Le midi de la France et tous les peuples méditerranéens pratiquent toujours avec assiduité les cueillettes printanières. Ces plantes sauvages font d’ailleurs partie du fameux régime crétois, toutes aussi importantes que fruit, huile d’olive ou vin rouge. Ramasser des plantes hors des lieus de culture c’est une manière de se prouver, inconsciemment, que nous pouvons toujours réduire le sauvage à notre culture. Le sauvage est libre, un peu dangereux mais nous allons en faire quelques chose de bon.
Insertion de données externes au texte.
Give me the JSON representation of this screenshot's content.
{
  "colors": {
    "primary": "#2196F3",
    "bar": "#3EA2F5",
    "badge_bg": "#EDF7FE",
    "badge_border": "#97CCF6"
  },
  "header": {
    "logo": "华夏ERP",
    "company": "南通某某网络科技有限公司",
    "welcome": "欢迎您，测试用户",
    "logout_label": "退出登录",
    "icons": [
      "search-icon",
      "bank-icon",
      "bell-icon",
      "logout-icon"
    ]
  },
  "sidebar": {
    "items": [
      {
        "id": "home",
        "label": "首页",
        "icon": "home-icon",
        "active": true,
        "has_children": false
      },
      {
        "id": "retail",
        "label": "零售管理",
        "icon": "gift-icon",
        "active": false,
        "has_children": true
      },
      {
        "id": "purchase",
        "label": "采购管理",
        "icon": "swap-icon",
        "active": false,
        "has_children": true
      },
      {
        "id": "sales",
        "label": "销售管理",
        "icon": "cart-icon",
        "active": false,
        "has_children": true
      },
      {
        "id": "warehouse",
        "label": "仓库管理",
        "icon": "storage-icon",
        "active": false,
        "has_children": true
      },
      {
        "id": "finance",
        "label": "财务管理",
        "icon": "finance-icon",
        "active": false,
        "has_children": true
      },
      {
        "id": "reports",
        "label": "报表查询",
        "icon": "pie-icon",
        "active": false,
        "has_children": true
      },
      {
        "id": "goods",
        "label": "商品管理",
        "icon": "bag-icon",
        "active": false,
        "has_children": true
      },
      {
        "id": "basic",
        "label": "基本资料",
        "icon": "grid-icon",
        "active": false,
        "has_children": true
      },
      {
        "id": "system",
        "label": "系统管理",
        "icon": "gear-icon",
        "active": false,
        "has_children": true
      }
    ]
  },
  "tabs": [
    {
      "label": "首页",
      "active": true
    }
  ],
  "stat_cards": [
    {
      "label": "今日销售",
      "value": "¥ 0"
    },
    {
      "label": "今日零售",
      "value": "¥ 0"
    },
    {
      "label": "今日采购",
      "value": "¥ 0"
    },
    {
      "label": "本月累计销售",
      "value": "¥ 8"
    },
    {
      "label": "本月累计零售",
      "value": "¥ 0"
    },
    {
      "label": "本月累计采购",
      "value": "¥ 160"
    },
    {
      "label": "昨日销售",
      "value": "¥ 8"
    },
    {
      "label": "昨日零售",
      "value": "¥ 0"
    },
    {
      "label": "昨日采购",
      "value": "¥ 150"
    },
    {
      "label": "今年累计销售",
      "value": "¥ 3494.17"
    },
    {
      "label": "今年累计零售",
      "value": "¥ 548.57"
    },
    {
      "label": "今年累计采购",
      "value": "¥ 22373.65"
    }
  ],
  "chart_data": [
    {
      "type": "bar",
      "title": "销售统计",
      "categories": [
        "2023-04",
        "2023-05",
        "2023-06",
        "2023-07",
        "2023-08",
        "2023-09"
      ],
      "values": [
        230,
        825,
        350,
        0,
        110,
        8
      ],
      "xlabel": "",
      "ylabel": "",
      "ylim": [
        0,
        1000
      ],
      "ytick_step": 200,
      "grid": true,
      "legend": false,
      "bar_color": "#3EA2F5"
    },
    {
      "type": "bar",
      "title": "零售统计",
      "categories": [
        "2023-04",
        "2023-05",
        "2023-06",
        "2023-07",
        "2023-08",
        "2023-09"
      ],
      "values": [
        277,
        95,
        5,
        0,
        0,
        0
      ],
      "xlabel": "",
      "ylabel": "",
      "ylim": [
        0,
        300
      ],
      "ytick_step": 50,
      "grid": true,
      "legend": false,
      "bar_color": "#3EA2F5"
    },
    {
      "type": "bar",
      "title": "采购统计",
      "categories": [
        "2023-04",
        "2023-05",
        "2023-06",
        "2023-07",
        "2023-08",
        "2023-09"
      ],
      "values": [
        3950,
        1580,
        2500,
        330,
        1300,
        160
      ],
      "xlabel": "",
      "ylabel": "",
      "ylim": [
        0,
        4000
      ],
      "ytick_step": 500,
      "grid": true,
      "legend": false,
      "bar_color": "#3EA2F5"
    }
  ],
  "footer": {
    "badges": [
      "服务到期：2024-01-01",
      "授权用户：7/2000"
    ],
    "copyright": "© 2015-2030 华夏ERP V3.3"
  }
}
Mon père nous réalisait de délicieuses salades de pissenlits. Il recherchait les pissenlits dans les taupinières, dont la terre avait forcé et blanchi la plantule. Plus tendre que ramassés tout vert, sa salade, bien vinaigrée, était accompagnée de lardons de poitrine de porc séchée, sautés à la poêle. Le salé, la graisse et le croustillant des lardons accompagnés l’amertume des pissenlits. J’en bave d’enfance.
En vrais méridional, Joseph Delteil disait dans sa cuisine paléolithique “Si possible salade sauvage, salade des champs; c’est au printemps, comme tant d’autres créatures, qu’elle est le plus aimable.” .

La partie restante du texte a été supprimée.